What is striking about this passage is its explicit and radical egalitarianism concerning how the fruits of labour are to be justly distributed. Mill does not think it will be easy to get to this egalitarian state of affairs. But he clearly thinks that it is right in principle: 'the equal participation of all in the benefits of combined labour'.

Do people who can earn more because their talents are in greater demand deserve higher income? No: because the distribution of marketable talent depends on the distribution of underlying natural ability over which people have no control. This is arguably part of what Mill is getting at in his reference to 'accident of birth' (though he is also referring to inequalities in inherited wealth, of course).

Is it just to give some people more income as an incentive? It might be prudent in a society like our own, but it is not right in principle. As Mill explains in the above passage, in principle we should be willing to work hard and share the results with society.

Now it doesn't necessarily follow from this that Mill is committed to a highly progressive income tax. He tells us in the Autobiography that he and Harriet were agnostic on the question of just how, institutionally, this state of income equality would be achieved. But what this passage does show is that Mill was at one with liberals like Rawls and Dworkin in regarding the unequal rewards of the marketplace as largely morally arbitrary and unjust. Thus, if a progressive income tax does turn out to be one effective policy, amongst others, for reducing such inequality, Mill would seem logically committed to it.

In short, the resigned attitude to income inequality we see in the Reeves/Collins book is quite at odds with Mill's position, which is a radically egalitarian one.

Was Mill just confused?

Does Mill, then, just contradict himself, saying one thing about income tax in one place and then implying something else in another? Did his views simply change?

The answer, I think, is that Mill is actually addressing two quite different questions in the two texts, so there is no reason to expect that the answers will be the same.

In the Principles of Political Economy, Mill is, I suggest, tackling the problem of what has come to be called 'tax justice'. The problem of tax justice is as follows: Assume the government has a legitimate need for a certain amount of revenue (e.g., to build roads). What is the fairest way for it to raise this revenue from private incomes? Note that in posing this question, there is one huge implicit assumption: the justice of the background distribution of income and wealth is taken as given. The issue at stake is not how to use tax to achieve distributive justice; but to determine what tax is fair given a background of just distribution but a need for public revenue. It is in answering this question, I think, that Mill comes out in favour of a version of a flat-rate income tax.

In the Autobiography, by contrast, Mill is explicitly addressing the issue of social or distributive justice.

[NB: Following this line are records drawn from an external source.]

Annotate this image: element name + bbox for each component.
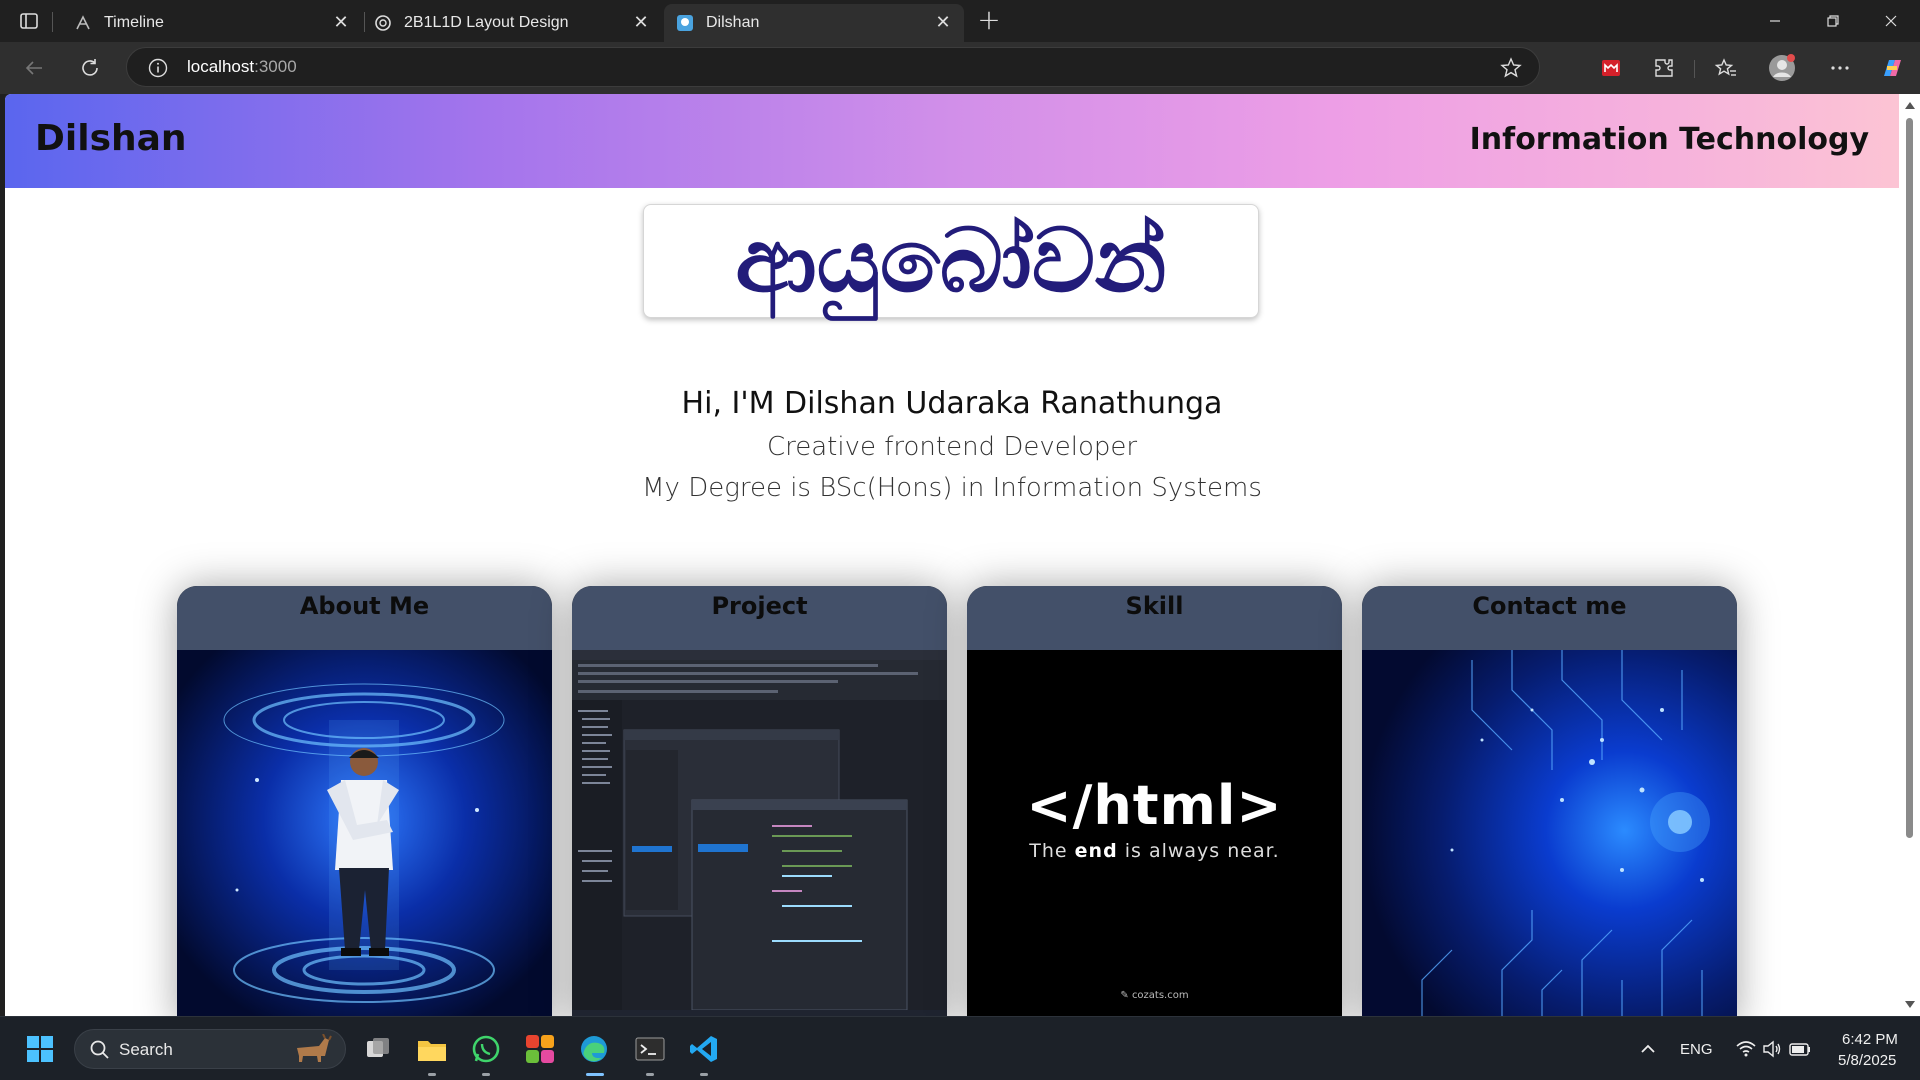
running-indicator	[482, 1073, 490, 1076]
browser-tab-bar: Timeline ✕ 2B1L1D Layout Design ✕ Dilsha…	[0, 0, 1920, 42]
card-title: Skill	[967, 586, 1342, 650]
whatsapp-icon[interactable]	[468, 1031, 504, 1067]
terminal-icon[interactable]	[632, 1031, 668, 1067]
card-about-me[interactable]: About Me	[177, 586, 552, 1016]
scroll-thumb[interactable]	[1906, 118, 1913, 838]
active-indicator	[586, 1073, 604, 1076]
task-view-icon[interactable]	[360, 1031, 396, 1067]
card-skill[interactable]: Skill </html> The end is always near. ✎ …	[967, 586, 1342, 1016]
tab-actions-icon[interactable]	[18, 10, 40, 32]
running-indicator	[428, 1073, 436, 1076]
skill-image-credit: ✎ cozats.com	[967, 990, 1342, 1001]
project-image	[572, 650, 947, 1016]
card-title: Project	[572, 586, 947, 650]
vscode-icon[interactable]	[686, 1031, 722, 1067]
intro-role: Creative frontend Developer	[766, 432, 1138, 462]
tab-title: Dilshan	[706, 14, 760, 31]
edge-browser-icon[interactable]	[576, 1031, 612, 1067]
credit-logo-icon: ✎	[1120, 990, 1132, 1001]
search-label: Search	[119, 1040, 173, 1059]
about-me-image	[177, 650, 552, 1016]
url-text: localhost:3000	[187, 57, 297, 77]
windows-taskbar: Search ENG 6:42 PM 5/8/2025	[0, 1016, 1920, 1080]
header-subject: Information Technology	[1469, 122, 1869, 157]
profile-avatar-icon[interactable]	[1768, 54, 1796, 82]
card-project[interactable]: Project	[572, 586, 947, 1016]
intro-degree: My Degree is BSc(Hons) in Information Sy…	[642, 473, 1262, 503]
contact-image	[1362, 650, 1737, 1016]
tab-layout-design[interactable]: 2B1L1D Layout Design ✕	[362, 4, 662, 42]
close-window-button[interactable]	[1878, 8, 1904, 34]
card-title: About Me	[177, 586, 552, 650]
timeline-icon	[74, 14, 92, 32]
site-brand[interactable]: Dilshan	[35, 118, 187, 159]
tagline-bold: end	[1074, 840, 1118, 862]
page-viewport: Dilshan Information Technology ආයුබෝවන් …	[5, 94, 1899, 1016]
url-host: localhost	[187, 57, 255, 76]
favorites-icon[interactable]	[1712, 54, 1740, 82]
skill-image: </html> The end is always near. ✎ cozats…	[967, 650, 1342, 1016]
tagline-pre: The	[1029, 840, 1075, 862]
search-icon	[89, 1039, 111, 1065]
welcome-banner: ආයුබෝවන්	[643, 204, 1259, 318]
running-indicator	[700, 1073, 708, 1076]
tab-separator	[52, 12, 53, 32]
clock-time[interactable]: 6:42 PM	[1842, 1031, 1898, 1048]
extension-red-icon[interactable]	[1597, 54, 1625, 82]
browser-toolbar: localhost:3000	[0, 42, 1920, 94]
tab-title: 2B1L1D Layout Design	[404, 14, 569, 31]
new-tab-button[interactable]: +	[974, 6, 1004, 36]
card-contact-me[interactable]: Contact me	[1362, 586, 1737, 1016]
language-indicator[interactable]: ENG	[1680, 1041, 1713, 1058]
tagline-post: is always near.	[1117, 840, 1280, 862]
clock-date[interactable]: 5/8/2025	[1838, 1052, 1896, 1069]
back-button[interactable]	[18, 52, 50, 84]
page-scrollbar[interactable]	[1899, 94, 1920, 1016]
tab-title: Timeline	[104, 14, 164, 31]
copilot-icon[interactable]	[1878, 54, 1906, 82]
credit-text: cozats.com	[1131, 990, 1189, 1001]
skill-image-code-text: </html>	[1026, 774, 1283, 837]
taskbar-search-box[interactable]: Search	[74, 1029, 346, 1069]
close-icon[interactable]: ✕	[934, 14, 952, 32]
windows-start-icon[interactable]	[22, 1031, 58, 1067]
favorite-star-icon[interactable]	[1499, 56, 1523, 80]
site-info-icon[interactable]	[147, 57, 169, 79]
openai-icon	[374, 14, 392, 32]
site-header: Dilshan Information Technology	[5, 94, 1899, 188]
site-favicon	[676, 14, 694, 32]
extensions-puzzle-icon[interactable]	[1650, 54, 1678, 82]
close-icon[interactable]: ✕	[632, 14, 650, 32]
close-icon[interactable]: ✕	[332, 14, 350, 32]
intro-name: Hi, I'M Dilshan Udaraka Ranathunga	[681, 386, 1223, 421]
tab-dilshan[interactable]: Dilshan ✕	[664, 4, 964, 42]
show-hidden-icons-chevron-icon[interactable]	[1630, 1031, 1666, 1067]
card-title: Contact me	[1362, 586, 1737, 650]
more-options-icon[interactable]	[1826, 54, 1854, 82]
skill-image-tagline: The end is always near.	[967, 840, 1342, 862]
search-highlight-donkey-icon	[289, 1033, 335, 1070]
toolbar-separator	[1694, 60, 1695, 78]
address-bar[interactable]: localhost:3000	[126, 47, 1540, 87]
welcome-text: ආයුබෝවන්	[735, 209, 1167, 312]
restore-button[interactable]	[1820, 8, 1846, 34]
url-port: :3000	[254, 57, 297, 76]
battery-icon[interactable]	[1782, 1031, 1818, 1067]
file-explorer-icon[interactable]	[414, 1031, 450, 1067]
office-apps-icon[interactable]	[522, 1031, 558, 1067]
scroll-up-arrow-icon[interactable]	[1905, 102, 1915, 109]
running-indicator	[646, 1073, 654, 1076]
refresh-button[interactable]	[74, 52, 106, 84]
minimize-button[interactable]	[1762, 8, 1788, 34]
tab-timeline[interactable]: Timeline ✕	[62, 4, 362, 42]
scroll-down-arrow-icon[interactable]	[1905, 1001, 1915, 1008]
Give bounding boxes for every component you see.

He comes out clearly and, indeed, enthusiastically, in favour of a radically egalitarian distribution of income as just in principle. If we now ask how we are ever likely to approximate that distribution, then we are surely going to have look to progressive income taxation.


Mill's work actually offers less support than one might think for the Reeves/Collins position on income tax. This is for the simple reason that he viewed income inequality as largely morally arbitrary and unjust and favoured, as a matter of principle, a radically egalitarian income distribution.

1 comment:

Chris Brooke said...

Good point about Mill. I think it's in material added to the second edition of the Political Economy that this strand of argument begins to appear in his writing. He's always seemed to me to be quite close to the Ricardian socialists on this kind of thing. (But it's a long time since I looked at any of this.)

To your list of liberal philosophers who support progressive taxation, we can add Adam Smith, who wrote that, ‘It is not very unreasonable that the rich should contribute to the public expense, not only in proportion to their revenue, but something more than in that proportion’.